Introduction to New Poems

Derek Mong

If 2014 was the hottest year on record, then the 20 poets in Mantis’s lucky, thirteenth issue took note. “Apples fall in the apple kingdom” writes Will Harris, a by-product perhaps of the “heat, like red paint thrown on me / in protest” (Natalie Shapero), and “the last fires” making “their way across an ochre expanse” (Doug Ramspeck). Harris splits his time between the U.S. and the United Arab Emirates; Shapero and Ramspeck both live in Ohio. Whether seen from the Middle East or the Midwest, this simmering world gives us pause. Or it compels us—as it does C.W. Emerson—to pray. He hopes that some shred of our species will “find its way into time’s pleats and waves.”

There is a strain of Eliotic desolation then running through these poems, though other, countervailing impulses as well. Stephen Massimilla, Randall Brown, and MJ Bender remind us—in rich, sonically acute language—why landscape matters. Joe Betz opens our selection with a “touchdown pass” tribute to marital love. Aaron Anstett asks us “how wet / earth smells where [we] live.” Keith Taylor responds by following the wind. The possible balms are as numerous as these poets’ professions. We’ve writers who are baristas, soldiers, psychologists, painters, librarians, philosophers, and profs.

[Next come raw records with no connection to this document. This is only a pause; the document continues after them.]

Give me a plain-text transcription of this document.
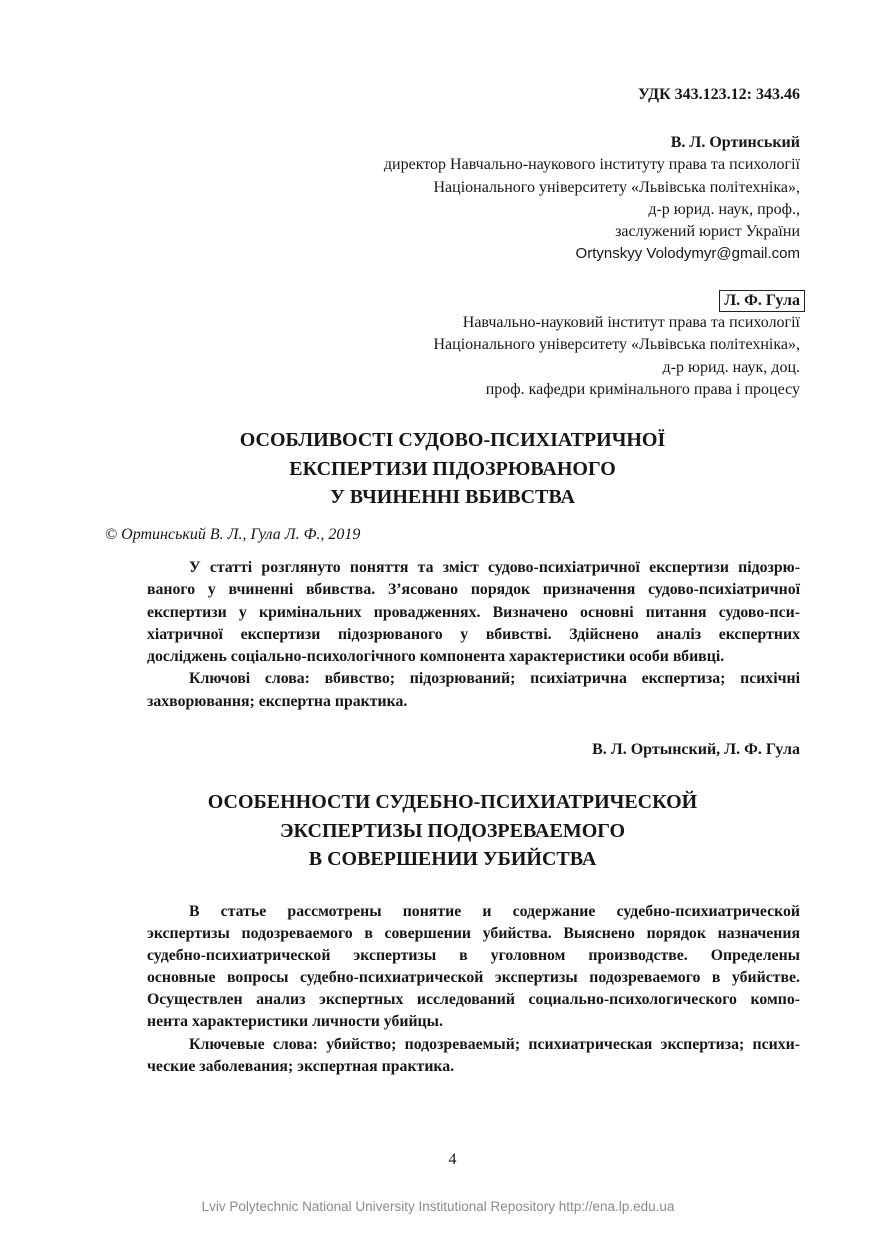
УДК 343.123.12: 343.46
В. Л. Ортинський
директор Навчально-наукового інституту права та психології
Національного університету «Львівська політехніка»,
д-р юрид. наук, проф.,
заслужений юрист України
Ortynskyy Volodymyr@gmail.com
Л. Ф. Гула
Навчально-науковий інститут права та психології
Національного університету «Львівська політехніка»,
д-р юрид. наук, доц.
проф. кафедри кримінального права і процесу
ОСОБЛИВОСТІ СУДОВО-ПСИХІАТРИЧНОЇ
ЕКСПЕРТИЗИ ПІДОЗРЮВАНОГО
У ВЧИНЕННІ ВБИВСТВА
© Ортинський В. Л., Гула Л. Ф., 2019
У статті розглянуто поняття та зміст судово-психіатричної експертизи підозрю-
ваного у вчиненні вбивства. З’ясовано порядок призначення судово-психіатричної
експертизи у кримінальних провадженнях. Визначено основні питання судово-пси-
хіатричної експертизи підозрюваного у вбивстві. Здійснено аналіз експертних
досліджень соціально-психологічного компонента характеристики особи вбивці.
Ключові слова: вбивство; підозрюваний; психіатрична експертиза; психічні
захворювання; експертна практика.
В. Л. Ортынский, Л. Ф. Гула
ОСОБЕННОСТИ СУДЕБНО-ПСИХИАТРИЧЕСКОЙ
ЭКСПЕРТИЗЫ ПОДОЗРЕВАЕМОГО
В СОВЕРШЕНИИ УБИЙСТВА
В статье рассмотрены понятие и содержание судебно-психиатрической
экспертизы подозреваемого в совершении убийства. Выяснено порядок назначения
судебно-психиатрической экспертизы в уголовном производстве. Определены
основные вопросы судебно-психиатрической экспертизы подозреваемого в убийстве.
Осуществлен анализ экспертных исследований социально-психологического компо-
нента характеристики личности убийцы.
Ключевые слова: убийство; подозреваемый; психиатрическая экспертиза; психи-
ческие заболевания; экспертная практика.
4
Lviv Polytechnic National University Institutional Repository http://ena.lp.edu.ua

For those interested in the poetic sequence—Mantis’s traditional strength—I would direct you to H. L. Hix, Benjamin Grossberg, and Monica Berlin. Hix is among the most prolific, formally inventive, and accomplished poets writing today, and in this excerpt from “Frequently Asked Questions” he tests Blanchot’s belief that “[e]very true question opens onto the whole of questions.” His touchstones? Two African writers and a French political scientist. His form? Distorted sonnets. Grossberg’s Elegies remain tragically, unremittingly closer to home. Monica Berlin practices apologizing in four rangy and remarkable poems. Her sin goes unspoken, but she is—like all the poets assembled here—stunned into “mouthing all the harshness of every damned & beautiful day.”